Иван ответил на вопрос Сталины в том смысле, что картины у него разные, что он понимает: не все в них равноценно, но есть, которые не выставлял... или есть холсты, которые ему вернули как вполне неплохие, так надо понимать. Ведь, возвращая, некий товарищ в штатском перед художниками извинился: „Товарищи с ближайшей стройки не поняли, решили, что вы собираетесь на пустыре захватывать участок, проводить политическую манифестацию.

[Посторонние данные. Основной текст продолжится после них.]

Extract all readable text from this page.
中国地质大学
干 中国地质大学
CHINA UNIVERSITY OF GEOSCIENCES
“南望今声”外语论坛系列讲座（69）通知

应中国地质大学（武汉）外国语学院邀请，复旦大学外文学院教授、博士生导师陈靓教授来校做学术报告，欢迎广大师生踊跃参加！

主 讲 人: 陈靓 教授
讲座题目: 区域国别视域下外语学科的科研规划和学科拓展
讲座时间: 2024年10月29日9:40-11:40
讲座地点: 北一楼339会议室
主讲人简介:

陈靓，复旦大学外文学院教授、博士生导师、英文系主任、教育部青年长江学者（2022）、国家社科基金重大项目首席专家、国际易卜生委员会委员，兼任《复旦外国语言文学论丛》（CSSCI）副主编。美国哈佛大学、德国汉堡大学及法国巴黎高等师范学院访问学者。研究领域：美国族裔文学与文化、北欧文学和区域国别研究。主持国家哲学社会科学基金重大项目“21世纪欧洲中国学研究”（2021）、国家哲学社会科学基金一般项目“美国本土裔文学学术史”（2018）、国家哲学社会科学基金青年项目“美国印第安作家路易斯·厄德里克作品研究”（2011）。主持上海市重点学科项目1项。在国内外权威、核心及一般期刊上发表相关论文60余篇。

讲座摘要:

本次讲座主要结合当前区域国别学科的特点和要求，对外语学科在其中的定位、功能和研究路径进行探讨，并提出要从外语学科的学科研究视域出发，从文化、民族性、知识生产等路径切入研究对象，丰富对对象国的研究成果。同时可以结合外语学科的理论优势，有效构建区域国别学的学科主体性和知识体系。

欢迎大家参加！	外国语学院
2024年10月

А это была всего лишь выставка. Конечно, многие из вас „обструкцииисты"... — товарищ в сером произнес неправильно слово „абстракционисты", но именно так неправильно, как произносил это слово тогдашний генеральный секретарь, как лет через десять другой генсек говорил вместо „Азербайджан" — „Азибаржан"... — Но, будем надеяться, вы пойдете ближе к народу, к его нуждам? И еще нарисуете нам героя нашего времени!" Иван говорил все это Сталине с очень серьезным, покорным видом, и окружающие их люди в джинсах, свитерах, темных очках, кто на полу, на ковре, кто на подоконнике, хохотали, подозревая в Иване скрытого сатира. Иван сказал Тале, что, конечно же, он может рисовать и вполне реалистические вещи, и тут же, вынув из кармана карандаш, на оборотной стороне валявшейся афиши набросал — да быстро — симпатичный портрет Сталины, несколько приукрасив ее... слегка убрал скулы, уменьшил рот... но получилось похоже, похоже, шальные пьяные глаза, с нарочитой суровостью глядящие на Ивана, вышли так замечательно, что все зааплодировали.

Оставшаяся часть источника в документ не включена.